The CPRA will generally last between two days and one week but could be longer depending on its scope.


The CPRA will examine how the firm is identifying and managing risks to consumers. It will look behind the scenes, rather than focusing only on the engagement between the regulated firm and the consumer, to assess how the risk of adverse outcomes can be reduced.

When the Central Bank carries out a CPRA, it will do so in two stages. Its design review will look at how the controls in place to reduce risk are designed. Its effectiveness review will then look at whether those controls are effective.


On concluding a CPRA, the Central Bank will rate each relevant element, and record it (together with a written explanation of the rating) on the Central Bank's PRISM system. Those ratings are expected to be particularly important in identifying trends.

Formal feedback and risk ratings will be provided to the firm once the CPRA has been completed.

If the Central Bank identifies unacceptable risks, it will impose a remediation programme on the firm and, depending on the nature of the risks involved, may also use other regulatory powers at its disposal.


Implement a consumer protection risk management framework

The Central Bank expects each firm to develop and embed a consumer protection risk management framework that is fit for purpose and identifies the risks posed to consumer protection by the market within which the firm operates, its strategy, its business model and its internal procedures.

A firm's consumer protection risk management framework need not be a stand-alone framework.
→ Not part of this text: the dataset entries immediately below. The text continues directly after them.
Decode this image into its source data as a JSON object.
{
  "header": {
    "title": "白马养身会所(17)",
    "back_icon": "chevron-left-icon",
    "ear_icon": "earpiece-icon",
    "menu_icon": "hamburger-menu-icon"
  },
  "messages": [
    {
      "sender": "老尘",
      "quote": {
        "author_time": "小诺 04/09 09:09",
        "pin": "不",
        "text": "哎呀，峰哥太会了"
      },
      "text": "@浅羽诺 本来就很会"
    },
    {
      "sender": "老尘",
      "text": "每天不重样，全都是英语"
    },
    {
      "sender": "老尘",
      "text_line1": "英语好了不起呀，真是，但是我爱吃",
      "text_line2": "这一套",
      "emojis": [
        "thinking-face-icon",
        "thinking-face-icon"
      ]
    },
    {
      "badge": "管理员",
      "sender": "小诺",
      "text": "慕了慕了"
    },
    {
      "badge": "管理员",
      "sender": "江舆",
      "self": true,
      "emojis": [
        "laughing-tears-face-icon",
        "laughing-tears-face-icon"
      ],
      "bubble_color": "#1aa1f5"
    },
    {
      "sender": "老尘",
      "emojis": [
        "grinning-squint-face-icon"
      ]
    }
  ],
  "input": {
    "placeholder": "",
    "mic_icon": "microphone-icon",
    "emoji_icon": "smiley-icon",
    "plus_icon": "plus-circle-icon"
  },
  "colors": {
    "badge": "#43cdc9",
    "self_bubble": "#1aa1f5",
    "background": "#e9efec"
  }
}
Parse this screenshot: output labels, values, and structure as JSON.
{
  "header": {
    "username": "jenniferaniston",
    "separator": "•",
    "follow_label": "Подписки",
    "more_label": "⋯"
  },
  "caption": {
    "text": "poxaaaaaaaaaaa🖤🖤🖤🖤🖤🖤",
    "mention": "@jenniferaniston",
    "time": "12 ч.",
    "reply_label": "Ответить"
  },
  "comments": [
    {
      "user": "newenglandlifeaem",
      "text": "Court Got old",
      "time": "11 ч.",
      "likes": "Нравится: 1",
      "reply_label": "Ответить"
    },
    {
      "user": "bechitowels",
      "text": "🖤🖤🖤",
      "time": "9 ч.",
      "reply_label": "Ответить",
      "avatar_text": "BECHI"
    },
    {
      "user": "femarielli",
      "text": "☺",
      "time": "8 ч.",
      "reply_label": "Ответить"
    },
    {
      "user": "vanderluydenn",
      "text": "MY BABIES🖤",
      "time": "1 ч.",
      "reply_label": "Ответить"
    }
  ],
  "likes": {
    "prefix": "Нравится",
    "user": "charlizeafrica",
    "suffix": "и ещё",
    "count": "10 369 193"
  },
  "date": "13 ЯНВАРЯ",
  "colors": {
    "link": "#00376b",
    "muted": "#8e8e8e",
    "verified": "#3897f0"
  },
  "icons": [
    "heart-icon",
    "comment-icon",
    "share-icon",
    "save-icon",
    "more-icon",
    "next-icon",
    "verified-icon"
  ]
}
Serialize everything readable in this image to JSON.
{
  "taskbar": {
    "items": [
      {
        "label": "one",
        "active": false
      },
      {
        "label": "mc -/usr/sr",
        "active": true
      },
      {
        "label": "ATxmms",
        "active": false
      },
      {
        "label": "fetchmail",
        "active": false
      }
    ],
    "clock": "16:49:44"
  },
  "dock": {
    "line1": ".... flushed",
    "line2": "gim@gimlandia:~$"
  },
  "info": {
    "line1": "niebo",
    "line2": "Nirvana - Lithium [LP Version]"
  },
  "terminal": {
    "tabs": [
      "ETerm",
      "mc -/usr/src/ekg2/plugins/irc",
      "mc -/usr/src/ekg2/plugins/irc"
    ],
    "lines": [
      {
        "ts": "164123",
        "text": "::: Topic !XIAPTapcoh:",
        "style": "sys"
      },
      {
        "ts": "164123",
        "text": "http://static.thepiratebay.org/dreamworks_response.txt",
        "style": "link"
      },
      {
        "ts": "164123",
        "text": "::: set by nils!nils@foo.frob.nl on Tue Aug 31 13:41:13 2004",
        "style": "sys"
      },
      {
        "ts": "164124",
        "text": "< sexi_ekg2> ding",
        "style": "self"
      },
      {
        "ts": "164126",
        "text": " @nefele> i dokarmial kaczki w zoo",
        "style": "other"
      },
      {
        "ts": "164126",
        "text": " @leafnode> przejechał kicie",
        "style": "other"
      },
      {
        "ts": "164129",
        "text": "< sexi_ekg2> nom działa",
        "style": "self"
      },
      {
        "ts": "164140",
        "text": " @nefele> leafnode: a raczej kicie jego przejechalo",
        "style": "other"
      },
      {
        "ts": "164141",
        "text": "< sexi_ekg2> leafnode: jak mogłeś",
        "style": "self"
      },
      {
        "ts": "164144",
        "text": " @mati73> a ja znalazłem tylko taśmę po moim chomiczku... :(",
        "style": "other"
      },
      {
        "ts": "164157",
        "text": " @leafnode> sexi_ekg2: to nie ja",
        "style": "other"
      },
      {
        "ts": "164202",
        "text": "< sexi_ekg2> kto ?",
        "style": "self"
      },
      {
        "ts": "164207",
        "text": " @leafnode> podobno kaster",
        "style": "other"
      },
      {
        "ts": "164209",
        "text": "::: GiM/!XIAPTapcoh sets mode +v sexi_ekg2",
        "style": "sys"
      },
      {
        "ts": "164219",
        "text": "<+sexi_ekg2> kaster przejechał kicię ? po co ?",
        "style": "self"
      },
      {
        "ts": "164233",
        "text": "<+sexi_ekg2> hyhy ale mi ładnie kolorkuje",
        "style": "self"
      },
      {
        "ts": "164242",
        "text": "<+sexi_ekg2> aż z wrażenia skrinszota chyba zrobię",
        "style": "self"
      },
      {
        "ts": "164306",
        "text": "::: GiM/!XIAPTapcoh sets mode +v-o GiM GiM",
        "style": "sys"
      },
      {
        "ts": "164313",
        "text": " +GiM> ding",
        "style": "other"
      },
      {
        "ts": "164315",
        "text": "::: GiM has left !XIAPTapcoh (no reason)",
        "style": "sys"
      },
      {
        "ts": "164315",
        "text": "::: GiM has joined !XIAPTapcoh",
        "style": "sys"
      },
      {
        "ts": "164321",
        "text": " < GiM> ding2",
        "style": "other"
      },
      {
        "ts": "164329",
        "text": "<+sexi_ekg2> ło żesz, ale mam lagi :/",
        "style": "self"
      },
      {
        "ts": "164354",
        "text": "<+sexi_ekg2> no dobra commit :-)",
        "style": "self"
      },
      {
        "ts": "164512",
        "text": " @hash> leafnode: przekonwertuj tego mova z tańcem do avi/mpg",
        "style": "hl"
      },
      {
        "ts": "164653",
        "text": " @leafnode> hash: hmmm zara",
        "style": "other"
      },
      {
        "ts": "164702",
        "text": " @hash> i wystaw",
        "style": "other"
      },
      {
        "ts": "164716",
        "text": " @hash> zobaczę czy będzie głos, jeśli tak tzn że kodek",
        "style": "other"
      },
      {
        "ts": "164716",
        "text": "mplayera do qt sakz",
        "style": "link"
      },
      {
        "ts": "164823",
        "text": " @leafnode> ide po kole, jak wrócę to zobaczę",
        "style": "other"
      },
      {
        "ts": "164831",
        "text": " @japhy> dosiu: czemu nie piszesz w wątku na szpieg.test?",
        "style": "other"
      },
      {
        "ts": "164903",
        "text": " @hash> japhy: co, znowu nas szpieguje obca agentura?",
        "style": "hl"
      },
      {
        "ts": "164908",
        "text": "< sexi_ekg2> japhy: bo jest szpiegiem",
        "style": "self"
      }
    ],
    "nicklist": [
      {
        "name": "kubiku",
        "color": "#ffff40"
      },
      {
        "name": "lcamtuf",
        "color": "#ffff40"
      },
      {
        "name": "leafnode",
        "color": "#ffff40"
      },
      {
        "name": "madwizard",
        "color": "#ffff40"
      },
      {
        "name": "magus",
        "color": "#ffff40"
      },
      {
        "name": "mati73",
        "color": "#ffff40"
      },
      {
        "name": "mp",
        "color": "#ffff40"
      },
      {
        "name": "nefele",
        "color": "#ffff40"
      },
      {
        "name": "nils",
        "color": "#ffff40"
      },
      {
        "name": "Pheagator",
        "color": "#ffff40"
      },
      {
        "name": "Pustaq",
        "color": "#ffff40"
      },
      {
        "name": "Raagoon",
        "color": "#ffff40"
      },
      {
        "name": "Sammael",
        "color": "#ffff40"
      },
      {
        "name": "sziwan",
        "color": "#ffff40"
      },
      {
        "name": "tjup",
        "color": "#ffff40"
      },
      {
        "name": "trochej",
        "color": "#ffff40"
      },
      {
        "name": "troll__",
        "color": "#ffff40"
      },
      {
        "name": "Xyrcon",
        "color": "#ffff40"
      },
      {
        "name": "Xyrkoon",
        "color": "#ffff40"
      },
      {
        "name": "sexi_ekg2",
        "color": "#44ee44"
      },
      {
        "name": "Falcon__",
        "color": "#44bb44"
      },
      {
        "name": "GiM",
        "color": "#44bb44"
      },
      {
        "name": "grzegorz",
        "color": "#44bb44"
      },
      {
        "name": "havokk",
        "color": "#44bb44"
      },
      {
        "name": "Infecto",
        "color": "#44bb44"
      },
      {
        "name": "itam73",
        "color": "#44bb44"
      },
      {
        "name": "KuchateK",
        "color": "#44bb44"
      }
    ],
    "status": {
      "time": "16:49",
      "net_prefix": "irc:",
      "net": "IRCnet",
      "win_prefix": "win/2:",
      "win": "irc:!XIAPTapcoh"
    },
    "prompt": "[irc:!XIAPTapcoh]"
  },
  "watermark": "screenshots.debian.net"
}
Instead, the Central Bank's preference is that the framework forms part of the firm's wider risk management and internal control framework.

Align with the Model

The Central Bank expects that those risk management frameworks will ultimately be aligned with the Model set out in the CPRA Guide. Boards and senior management are expected to prioritise their responsibilities in relation to the management of consumer risk.

Action points for firms

In developing a consumer protection risk management framework, the Central Bank expects firms to:

  • identify risks to consumerprotection posed by the firm's business;
  • set out the firm's risk appetite in the area of consumer protection;
  • document the governance, systems and controls that will manage and reduce consumer protection risks;
  • promote awareness of consumer protection within the firm;
  • allocate ownership and accountability for consumer protection risks;
  • monitor consumer protection risks;
  • put in place a specific Consumer Protection Policy;
  • set up a Consumer Protection Committee, or allocate responsibility for consumer protection to another governance structure within the firm;
  • appoint a Head of Consumer Protection/Conduct or allocate responsibility for consumer protection to one or more other existing roles;
  • regularly monitor management information;
  • regularly monitor consumer outcomes; and
  • regularly monitor and test controls through its internal audit function, or through its compliance and risk management function.

This article contains a general summary of developments and is not a complete or definitive statement of the law. Specific legal advice should be obtained where appropriate.